El 31 de enero de 1965, en Sainte-Agathe-des-Monts, fallecía, a los cien años y tres meses, el padre Joseph Guinard. Este oblato legendario había sido misionero de los Amerindios de la bahía James, de Haut-Saint-Maurice y de Maniwaki durante unos sesenta años. Su bondad, su devoción y su rápida adaptación a la cultura autóctona son las tres cualidades que siempre lo han caracterizado. Nacido en Maskinongé, el 16 de octubre de 1864, Joseph Guinard entra en los oblatos en 1887. Sacerdote en 1891, es enviado, desde el año siguiente, a los Cris del litoral de Ontario de la bahía James, junto con el padre François-Xavier Fafard y el hermano Lapointe. Participará en la fundación de las misiones de Albany y Attawapiskat. De 1899 a 1965, de Maniwaki, a menudo será el hombre “sacerdote”, que volará al socorro de los Amerindios de Waswanipi, de Weymontachfe o de Manouan. Los leñadores de la Gatineau recibirán su visita anual. Catequista emérito, gana rápido la amistad y la confianza de todos. Su conocimiento de los idiomas amerindios le permitirá publicar, a los noventa años, un volumen muy útil: Les noms indiens de mon pays (Los nombres indianos de mi país). Este valiente misionero nos ha dejado también un precioso documento de doscientos páginas dactilografiadas acerca de sus trabajos apostólicos.

He aquí la página más hermosa de sus Memorias, titulada Mon calice brisé (Mi cáliz roto). “Una mañana de misión, abriendo mi capilla portátil para decir misa, encontré mi cáliz roto. Viéndolo así, empecé a llorar y a besarlo. Este pequeño cáliz de plata, esculpido con una cruz, me había seguido en las riberas arenosas de la bahía de Hudson a la bahía James, en Haut-Saint-Maurice.
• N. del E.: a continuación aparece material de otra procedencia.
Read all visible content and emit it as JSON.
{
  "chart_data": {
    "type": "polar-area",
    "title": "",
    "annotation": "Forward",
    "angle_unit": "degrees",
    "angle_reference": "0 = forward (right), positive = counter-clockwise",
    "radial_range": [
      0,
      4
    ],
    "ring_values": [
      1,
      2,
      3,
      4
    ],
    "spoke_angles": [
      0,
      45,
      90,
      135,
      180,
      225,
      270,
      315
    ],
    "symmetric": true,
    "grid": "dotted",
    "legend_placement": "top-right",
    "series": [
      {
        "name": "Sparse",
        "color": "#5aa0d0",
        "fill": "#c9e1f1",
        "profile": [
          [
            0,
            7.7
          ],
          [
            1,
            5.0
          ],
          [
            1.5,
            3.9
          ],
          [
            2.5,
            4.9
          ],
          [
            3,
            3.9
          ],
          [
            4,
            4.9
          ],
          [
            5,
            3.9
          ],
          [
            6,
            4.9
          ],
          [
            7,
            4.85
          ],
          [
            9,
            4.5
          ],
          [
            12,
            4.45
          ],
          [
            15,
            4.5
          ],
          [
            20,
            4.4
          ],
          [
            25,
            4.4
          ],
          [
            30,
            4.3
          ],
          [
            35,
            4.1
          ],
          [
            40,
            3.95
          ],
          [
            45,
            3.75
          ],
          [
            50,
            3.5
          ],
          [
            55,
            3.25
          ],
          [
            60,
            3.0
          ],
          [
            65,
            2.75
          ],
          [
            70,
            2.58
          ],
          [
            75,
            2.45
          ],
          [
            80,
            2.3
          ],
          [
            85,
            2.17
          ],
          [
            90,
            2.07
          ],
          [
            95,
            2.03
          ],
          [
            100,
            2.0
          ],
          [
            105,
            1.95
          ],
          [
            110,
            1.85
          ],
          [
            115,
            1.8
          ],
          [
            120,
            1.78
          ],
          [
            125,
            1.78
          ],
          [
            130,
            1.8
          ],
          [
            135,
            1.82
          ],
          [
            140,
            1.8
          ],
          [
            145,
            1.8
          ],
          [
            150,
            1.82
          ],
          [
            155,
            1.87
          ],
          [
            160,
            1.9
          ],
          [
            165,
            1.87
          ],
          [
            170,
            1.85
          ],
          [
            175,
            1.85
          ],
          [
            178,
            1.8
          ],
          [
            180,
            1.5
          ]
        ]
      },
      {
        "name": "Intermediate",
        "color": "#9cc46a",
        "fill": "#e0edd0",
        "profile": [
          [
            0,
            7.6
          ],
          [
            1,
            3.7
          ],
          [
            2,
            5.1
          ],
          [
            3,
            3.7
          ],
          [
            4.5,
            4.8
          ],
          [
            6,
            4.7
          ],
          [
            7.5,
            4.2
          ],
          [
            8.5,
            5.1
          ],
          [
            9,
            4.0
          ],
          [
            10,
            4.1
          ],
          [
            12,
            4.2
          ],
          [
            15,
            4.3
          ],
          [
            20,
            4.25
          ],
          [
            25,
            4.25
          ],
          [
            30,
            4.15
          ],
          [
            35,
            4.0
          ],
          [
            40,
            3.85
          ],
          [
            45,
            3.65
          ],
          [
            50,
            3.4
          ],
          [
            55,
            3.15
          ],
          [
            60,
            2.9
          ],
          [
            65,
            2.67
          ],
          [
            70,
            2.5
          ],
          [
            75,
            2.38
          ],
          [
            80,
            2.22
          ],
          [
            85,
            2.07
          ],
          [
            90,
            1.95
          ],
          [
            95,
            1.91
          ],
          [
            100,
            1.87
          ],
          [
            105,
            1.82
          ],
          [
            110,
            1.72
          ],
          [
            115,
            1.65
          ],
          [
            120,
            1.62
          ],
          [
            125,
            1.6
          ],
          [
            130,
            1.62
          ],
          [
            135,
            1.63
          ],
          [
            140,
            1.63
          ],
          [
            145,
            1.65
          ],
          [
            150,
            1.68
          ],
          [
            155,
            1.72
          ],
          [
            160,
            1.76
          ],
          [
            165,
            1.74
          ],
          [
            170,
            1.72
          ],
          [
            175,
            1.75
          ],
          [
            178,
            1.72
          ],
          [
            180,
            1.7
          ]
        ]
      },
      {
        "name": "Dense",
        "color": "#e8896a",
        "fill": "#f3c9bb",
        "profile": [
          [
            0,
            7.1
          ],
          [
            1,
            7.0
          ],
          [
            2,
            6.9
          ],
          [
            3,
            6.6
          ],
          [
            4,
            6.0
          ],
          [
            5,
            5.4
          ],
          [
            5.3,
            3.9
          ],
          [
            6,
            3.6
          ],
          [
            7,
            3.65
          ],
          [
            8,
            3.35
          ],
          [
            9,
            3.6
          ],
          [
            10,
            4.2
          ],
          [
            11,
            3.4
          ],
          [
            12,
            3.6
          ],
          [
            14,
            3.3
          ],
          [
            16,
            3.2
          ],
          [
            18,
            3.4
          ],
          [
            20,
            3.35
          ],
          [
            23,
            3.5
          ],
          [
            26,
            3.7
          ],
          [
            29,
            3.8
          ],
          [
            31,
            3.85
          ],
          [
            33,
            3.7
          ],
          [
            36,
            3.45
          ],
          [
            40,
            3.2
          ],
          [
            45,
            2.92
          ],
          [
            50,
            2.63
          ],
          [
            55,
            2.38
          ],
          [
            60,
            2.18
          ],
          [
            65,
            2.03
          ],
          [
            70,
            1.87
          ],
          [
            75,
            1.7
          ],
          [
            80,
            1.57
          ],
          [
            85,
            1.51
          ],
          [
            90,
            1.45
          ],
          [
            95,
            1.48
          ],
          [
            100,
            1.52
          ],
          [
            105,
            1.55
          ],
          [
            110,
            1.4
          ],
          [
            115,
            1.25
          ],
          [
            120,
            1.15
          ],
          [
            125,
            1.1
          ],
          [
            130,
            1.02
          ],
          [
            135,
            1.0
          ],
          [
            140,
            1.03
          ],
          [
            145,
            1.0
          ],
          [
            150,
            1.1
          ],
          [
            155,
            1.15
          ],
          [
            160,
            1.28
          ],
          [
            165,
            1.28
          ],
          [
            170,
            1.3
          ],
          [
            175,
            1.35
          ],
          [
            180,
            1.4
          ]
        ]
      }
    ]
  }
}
Juntos habíamos atravesado mil lagos, selvas inmensas y rápidos peligrosos; habíamos visitado obras de construcción y casuchas amerindias. Durante veintinueve años, había bebido ahí la sangre divina del Cordero. Algonquinos, Cris, Cabezas de Bola y leñadores se acercaron a este querido cáliz. ¡Cuántas veces, por la mañana, he rodeado su pie frágil de pequeñas hostias que consagraba para distribuirlas luego a los pobres que comulgaban en camisa, con trapos, enmarañados! ¡Oh! Mi cáliz, mi querido cáliz, ¿mi vida de misionero se romperá contigo?”.

“Tomé mi cáliz temblando y traté de enderezar el tallo. Utilicé una cola blanca para tratarlo con aún más delicadeza. Apoyándolo en mi corazón, gracias al fuego del amor que hacía fundir el metal, le volví a dar lentamente su forma. Eché un poco de agua en la copa y las hendiduras estaban cerradas de nuevo. No era perfecto, pero visto desde algunos ángulos, su forma era todavía graciosa. Sí, Dios mío, con mi cáliz querido, roto y vuelto a hacer, te volví a adorar, aún dos años en los que me parecía amarte más”.

“Pasaron muchos años después de estos acontecimientos: fui de misión veintidós años con otro cáliz. Hoy no es más mi cáliz de plata el que está roto, sino yo mismo que el tiempo rompe. Mi voz apenas puede contestar a las oraciones de la comunidad. Me callo, me pongo de lado, soy impotente. Es Dios que quiere estas roturas; las acepto y acojo aún más la grande y última rotura que me hará desaparecer de este mundo. Sé que Dios es un hábil obrero. Volverá a hacer lo que romperá pronto”.